I want to take a moment to detail, what I believe, is the next "boom" in the industry.

In 2003 - 2004, we had the refinance boom, where everyone was taking advantage of the lowest interest rates seen in 30 years, refinancing into 5/1 ARMs at 3.875% or 30 year fixeds at 5.125%.

Then, in 2005 - 2006, we had the purchase boom, where everyone was selling their home, and buying the new one. House prices screamed 50%, doubling in many cases. Homeowners took out equity in record rates, going to 100% loan to value, and even 125% loan to value, as mortgage lenders like Countrywide and Irwin Home Equity saw no end of the increasing appreciation in sight.

Now, the market has turned. Appreciation becomes depreciation, and the S&P finds itself stating that prices will likely decrease 20% across the board. Some believe prices will go back to their 2004 or 2005 levels, a likely scenario in many places. Homeowners are now faced owing more than their house is worth, and even if they had enough equity to sell in the first place (10% rule of thumb) due to increased supply, homes aren't even selling at their truly appraised value. Many are simply walking away from their homes, figuring that they're saving 50 - 200K in many places (CA, AZ, FL). Others have their subprime mortgage going up to 8% or even 9% in some cases, and find that they can't refinance due to constricting lender guidelines. Credit is simply much, much harder to get than it was even 6 months ago, much more so when they bought their home 2 - 3 years ago.

But, what are homeowners to do?

This is where the short refinance comes in.

There are some out there that know how to negotiate the principal balance of a mortgage down. Banks oftentimes accept this because it costs less than a foreclosure (normally a 40% loss). Typically, these short refinances (akin to short sales) cost the bank 20%, thus saving them 20% in the case of a foreclosure.

What happens is that the homeowner proposes that the bank reduce the amount of the overall liens by 10 - 20%, in some cases 30% where advantageous.

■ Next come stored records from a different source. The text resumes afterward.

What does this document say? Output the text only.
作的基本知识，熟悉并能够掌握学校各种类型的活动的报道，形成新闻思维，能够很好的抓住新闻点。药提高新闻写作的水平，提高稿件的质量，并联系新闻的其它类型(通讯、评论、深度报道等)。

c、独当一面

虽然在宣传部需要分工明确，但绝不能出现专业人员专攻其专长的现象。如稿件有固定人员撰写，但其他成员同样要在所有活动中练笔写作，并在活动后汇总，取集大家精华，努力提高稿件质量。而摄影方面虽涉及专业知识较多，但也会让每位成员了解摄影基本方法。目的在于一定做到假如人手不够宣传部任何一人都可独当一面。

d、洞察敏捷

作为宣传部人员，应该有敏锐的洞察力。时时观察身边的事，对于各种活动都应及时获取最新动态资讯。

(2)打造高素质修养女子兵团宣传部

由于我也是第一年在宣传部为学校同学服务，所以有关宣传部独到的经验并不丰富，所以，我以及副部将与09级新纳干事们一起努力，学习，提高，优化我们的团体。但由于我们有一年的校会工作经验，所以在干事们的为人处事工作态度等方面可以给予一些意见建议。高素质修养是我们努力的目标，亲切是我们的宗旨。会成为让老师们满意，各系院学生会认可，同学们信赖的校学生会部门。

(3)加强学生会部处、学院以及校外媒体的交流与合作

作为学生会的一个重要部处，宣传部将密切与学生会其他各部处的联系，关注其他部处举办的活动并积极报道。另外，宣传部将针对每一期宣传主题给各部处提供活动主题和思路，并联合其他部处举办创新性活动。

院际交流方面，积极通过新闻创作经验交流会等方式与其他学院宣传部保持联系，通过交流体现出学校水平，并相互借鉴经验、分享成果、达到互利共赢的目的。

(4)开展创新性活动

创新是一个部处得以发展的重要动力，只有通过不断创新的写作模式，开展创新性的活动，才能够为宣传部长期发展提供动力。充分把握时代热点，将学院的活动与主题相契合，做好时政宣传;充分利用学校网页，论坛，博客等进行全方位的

Working with a third party negotiator is often best, because it adds a sense of objectivity and professionalism in the transaction. I, myself, act as a negotiator and charge a $500 upfront fee for each property negotiated, regardless of outcome.

Many people do not believe that this is even possible. This is likely because it's such a new concept, and not many people have heard about it. Well, if you'd have told me that your house values would double from 2003 - 2006, I would've thought that was crazy....so I guess it goes both ways. The fact that there is even bailout legislation in the House currently underscores the fact that not only is this possible, but plausible, and is even being done as I write.

Ultimately, it's all about negotiating. If you're the bank, looking to lose 40% due to a possible foreclosure, losing 20% all of a sudden doesn't look to bad.

2 comments:

Jillayne Schlicke said...

David,

How many of these short refinances are you seeing as part of your everyday business?

Thanks.

Unknown said...

How would some one go about finding a reliable 3rd party negotiator to help with short refinancing?